Among the raft of exciting English-language and Swedish projects in B-Reel Films’ pipeline:
* “Goliath,” a socio-political drama-thriller directed by Grönlund (“Drifters”) about a teenage boy taking over the shady business of his criminal father.
*“Midsommar,” an esoteric folk horror film based on Swedish Midsummer traditions, conceived by B-Reel Films and to be penned and directed by Ari Aster (“The Strange Thing About the Johnsons”).
*”Traces,” an ambitious political thriller based on Lena Sundström’s award-winning novel and penned by Sara Nameth (“The Yard”) and directed by Jesper Ganslandt (“The Ape”).

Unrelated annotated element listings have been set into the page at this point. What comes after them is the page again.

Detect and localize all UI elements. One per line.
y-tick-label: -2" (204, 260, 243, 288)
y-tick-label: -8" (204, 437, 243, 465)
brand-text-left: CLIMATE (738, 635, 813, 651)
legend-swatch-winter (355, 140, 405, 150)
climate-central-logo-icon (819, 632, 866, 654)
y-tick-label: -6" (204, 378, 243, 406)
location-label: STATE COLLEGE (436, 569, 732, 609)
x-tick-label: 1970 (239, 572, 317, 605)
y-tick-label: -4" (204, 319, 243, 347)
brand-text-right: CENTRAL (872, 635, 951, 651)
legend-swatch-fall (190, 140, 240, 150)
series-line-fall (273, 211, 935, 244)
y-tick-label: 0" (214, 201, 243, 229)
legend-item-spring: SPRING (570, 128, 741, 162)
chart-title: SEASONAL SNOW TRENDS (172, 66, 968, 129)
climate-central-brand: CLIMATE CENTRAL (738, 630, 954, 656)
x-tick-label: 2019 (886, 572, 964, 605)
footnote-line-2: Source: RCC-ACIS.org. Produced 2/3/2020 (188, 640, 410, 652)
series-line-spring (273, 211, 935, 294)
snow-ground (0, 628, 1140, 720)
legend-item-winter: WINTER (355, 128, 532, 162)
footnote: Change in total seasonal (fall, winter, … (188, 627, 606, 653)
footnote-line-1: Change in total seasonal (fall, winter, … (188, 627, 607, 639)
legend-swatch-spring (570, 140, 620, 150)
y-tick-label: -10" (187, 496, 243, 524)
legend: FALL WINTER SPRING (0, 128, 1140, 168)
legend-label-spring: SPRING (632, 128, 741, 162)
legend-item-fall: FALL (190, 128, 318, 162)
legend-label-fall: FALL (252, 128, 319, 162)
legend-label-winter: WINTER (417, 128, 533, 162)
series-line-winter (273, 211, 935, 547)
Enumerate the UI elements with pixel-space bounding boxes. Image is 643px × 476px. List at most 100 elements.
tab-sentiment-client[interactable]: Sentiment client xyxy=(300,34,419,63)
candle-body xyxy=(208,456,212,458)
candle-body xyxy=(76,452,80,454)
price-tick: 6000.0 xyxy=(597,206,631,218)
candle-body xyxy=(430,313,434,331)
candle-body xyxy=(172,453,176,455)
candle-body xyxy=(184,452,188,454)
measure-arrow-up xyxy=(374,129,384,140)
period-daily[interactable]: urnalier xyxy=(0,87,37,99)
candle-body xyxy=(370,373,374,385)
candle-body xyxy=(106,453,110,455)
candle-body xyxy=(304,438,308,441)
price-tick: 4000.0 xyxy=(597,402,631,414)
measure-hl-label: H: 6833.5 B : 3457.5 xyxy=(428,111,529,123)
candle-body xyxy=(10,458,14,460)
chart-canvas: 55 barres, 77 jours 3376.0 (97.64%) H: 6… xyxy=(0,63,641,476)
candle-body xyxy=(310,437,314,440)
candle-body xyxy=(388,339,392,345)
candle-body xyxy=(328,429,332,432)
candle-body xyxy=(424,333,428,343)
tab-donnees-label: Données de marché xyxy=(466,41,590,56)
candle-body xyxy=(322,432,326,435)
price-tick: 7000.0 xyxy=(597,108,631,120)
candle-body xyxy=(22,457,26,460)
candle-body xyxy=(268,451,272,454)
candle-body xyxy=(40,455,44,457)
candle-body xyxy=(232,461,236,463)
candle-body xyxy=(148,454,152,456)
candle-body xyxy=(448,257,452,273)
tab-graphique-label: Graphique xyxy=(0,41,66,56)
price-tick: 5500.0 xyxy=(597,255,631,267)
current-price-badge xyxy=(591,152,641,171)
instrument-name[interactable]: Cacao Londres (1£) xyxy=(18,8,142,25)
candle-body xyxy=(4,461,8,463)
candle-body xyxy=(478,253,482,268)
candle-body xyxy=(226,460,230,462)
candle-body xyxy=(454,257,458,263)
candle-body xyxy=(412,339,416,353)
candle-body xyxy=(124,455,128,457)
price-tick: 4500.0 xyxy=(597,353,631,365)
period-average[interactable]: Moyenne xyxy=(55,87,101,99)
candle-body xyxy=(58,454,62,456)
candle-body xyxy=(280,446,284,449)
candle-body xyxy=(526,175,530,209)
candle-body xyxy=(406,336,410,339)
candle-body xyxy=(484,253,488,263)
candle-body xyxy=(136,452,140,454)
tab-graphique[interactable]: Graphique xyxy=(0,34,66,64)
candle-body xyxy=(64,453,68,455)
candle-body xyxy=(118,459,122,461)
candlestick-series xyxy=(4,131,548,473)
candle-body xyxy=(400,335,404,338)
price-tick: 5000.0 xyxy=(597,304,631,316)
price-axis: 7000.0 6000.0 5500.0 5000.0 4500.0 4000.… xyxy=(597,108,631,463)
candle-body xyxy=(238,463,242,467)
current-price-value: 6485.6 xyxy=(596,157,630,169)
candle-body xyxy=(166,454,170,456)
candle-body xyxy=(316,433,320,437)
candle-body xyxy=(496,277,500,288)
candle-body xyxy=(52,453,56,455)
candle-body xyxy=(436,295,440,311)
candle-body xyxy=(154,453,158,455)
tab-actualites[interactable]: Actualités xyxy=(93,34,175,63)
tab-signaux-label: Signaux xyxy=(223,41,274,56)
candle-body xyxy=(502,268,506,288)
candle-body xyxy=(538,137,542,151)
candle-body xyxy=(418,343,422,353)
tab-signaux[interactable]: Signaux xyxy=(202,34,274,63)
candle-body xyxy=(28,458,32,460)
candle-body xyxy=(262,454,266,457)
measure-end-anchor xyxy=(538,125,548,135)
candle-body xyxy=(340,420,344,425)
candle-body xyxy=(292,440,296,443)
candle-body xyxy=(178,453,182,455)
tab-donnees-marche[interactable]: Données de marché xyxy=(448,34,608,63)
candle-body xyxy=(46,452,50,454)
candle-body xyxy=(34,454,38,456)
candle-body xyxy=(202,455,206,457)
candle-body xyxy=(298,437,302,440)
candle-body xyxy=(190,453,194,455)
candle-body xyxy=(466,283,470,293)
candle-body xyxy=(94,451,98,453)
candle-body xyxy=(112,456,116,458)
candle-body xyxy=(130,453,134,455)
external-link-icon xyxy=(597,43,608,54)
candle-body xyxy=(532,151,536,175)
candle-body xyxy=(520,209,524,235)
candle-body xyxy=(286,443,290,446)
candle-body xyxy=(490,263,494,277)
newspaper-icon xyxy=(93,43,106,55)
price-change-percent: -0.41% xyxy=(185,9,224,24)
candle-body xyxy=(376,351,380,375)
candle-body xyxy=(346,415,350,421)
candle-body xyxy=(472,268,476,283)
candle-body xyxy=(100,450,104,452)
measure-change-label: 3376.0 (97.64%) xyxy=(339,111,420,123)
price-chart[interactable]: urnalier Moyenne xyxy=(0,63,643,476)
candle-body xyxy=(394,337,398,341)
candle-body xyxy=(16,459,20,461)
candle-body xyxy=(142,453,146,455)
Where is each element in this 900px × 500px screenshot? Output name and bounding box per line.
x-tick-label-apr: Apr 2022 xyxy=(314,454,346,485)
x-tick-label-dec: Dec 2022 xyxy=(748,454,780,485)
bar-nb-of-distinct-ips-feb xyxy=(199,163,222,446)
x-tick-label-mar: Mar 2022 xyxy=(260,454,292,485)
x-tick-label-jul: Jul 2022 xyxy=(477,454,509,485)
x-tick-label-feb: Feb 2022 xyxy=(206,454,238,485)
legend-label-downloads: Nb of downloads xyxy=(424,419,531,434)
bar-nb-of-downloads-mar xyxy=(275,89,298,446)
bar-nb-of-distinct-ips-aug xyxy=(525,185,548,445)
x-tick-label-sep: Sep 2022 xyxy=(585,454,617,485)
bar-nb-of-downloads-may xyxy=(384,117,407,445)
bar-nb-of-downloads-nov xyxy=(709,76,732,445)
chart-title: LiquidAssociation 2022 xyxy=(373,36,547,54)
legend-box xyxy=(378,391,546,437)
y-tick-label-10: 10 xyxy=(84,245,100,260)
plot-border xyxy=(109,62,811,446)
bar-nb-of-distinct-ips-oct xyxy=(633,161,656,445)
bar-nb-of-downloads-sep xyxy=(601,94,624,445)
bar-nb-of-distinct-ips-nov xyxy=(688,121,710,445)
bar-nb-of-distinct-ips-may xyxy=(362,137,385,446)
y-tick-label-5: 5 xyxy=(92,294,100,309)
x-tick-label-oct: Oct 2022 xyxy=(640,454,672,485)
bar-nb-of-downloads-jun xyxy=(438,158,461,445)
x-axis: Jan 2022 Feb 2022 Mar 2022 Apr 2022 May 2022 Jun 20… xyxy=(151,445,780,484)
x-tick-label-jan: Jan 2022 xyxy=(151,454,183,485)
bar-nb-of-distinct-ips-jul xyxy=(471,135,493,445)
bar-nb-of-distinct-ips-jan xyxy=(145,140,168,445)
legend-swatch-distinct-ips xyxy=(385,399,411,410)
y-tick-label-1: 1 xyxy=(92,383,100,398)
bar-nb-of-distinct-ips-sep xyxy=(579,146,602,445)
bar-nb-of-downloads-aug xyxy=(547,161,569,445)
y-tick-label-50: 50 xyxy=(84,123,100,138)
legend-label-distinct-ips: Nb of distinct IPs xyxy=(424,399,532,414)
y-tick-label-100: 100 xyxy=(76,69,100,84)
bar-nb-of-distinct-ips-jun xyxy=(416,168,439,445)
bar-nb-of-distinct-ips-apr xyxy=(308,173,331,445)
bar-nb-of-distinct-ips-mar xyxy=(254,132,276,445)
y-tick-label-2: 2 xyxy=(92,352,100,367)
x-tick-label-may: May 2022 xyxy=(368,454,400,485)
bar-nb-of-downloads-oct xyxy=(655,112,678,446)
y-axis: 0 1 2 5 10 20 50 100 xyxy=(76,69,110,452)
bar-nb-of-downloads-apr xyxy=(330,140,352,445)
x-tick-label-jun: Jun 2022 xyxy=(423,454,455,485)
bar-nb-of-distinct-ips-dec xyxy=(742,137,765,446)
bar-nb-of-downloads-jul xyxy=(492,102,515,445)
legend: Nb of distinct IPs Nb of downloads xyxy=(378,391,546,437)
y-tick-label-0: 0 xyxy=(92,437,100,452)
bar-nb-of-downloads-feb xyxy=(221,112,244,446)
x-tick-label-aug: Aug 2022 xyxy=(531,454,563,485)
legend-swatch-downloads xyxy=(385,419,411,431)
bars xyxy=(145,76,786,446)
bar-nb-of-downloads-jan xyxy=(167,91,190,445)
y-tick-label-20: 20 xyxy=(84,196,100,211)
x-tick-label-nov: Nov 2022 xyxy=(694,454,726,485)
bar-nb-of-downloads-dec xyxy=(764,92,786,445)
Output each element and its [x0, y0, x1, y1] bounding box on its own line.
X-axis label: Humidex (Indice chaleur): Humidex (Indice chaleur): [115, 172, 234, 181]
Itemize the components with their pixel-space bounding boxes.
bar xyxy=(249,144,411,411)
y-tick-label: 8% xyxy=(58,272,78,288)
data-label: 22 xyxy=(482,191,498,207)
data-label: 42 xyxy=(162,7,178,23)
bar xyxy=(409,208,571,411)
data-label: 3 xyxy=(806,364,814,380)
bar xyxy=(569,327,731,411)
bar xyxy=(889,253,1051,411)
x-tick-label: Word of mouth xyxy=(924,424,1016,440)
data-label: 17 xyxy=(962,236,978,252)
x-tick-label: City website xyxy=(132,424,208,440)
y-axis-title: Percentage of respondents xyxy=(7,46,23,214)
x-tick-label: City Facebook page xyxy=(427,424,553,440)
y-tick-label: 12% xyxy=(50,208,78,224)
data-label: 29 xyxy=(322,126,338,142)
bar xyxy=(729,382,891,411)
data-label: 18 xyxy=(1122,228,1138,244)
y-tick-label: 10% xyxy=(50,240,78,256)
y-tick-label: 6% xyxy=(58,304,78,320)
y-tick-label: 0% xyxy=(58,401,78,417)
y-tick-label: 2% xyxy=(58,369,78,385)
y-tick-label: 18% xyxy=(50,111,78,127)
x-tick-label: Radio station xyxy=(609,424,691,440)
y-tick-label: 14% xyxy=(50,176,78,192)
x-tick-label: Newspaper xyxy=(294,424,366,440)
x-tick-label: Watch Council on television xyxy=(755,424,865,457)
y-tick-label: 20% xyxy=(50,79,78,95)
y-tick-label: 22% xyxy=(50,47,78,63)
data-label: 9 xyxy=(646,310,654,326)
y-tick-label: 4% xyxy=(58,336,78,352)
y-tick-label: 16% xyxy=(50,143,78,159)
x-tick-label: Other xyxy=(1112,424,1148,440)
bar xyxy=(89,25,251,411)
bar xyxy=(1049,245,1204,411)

“Our outspoken aim has always been to make sure we maintain our diversity as a production company, working with creative new formats and young exciting talent on feature films, docs and TV series,” Andersson says.
Speaking of the company’s greatest digital hits, Andersson cites the interactive horror story “Doritos Hotel 626”; an interactive music video for Google and Canadian band Arcade Fire called “The Wilderness Downtown”; and a branded short film for Toshiba Ultrabook called “The Beauty Inside.”
“We believe that the gap between the advertising and entertainment world is closing in and that being at the intersection is extremely exciting in terms of possibilities of financing, distribution and new creative thinking,” Nilsson says.
In line with its desire to broaden its scope beyond Scandinavia’s borders, B-Reel Films has been teaming up with foreign sales agents, notably Wild Bunch, The Match Factory and MK2. Wild Bunch is a partner on “Euphoria” via its German distribution arm and Match Factory is a strong partner on its ambitious Bergman doc. “Euphoria,” for instance, is being sold by Great Point Media and U.K.-based film exec Jim Reeve. Going forward, Heinig says the doors of B-Reel Films remain wide open for new talent.
“We hope to achieve a place where you really want to go as a filmmaker and where innovation is key,” Heinig says.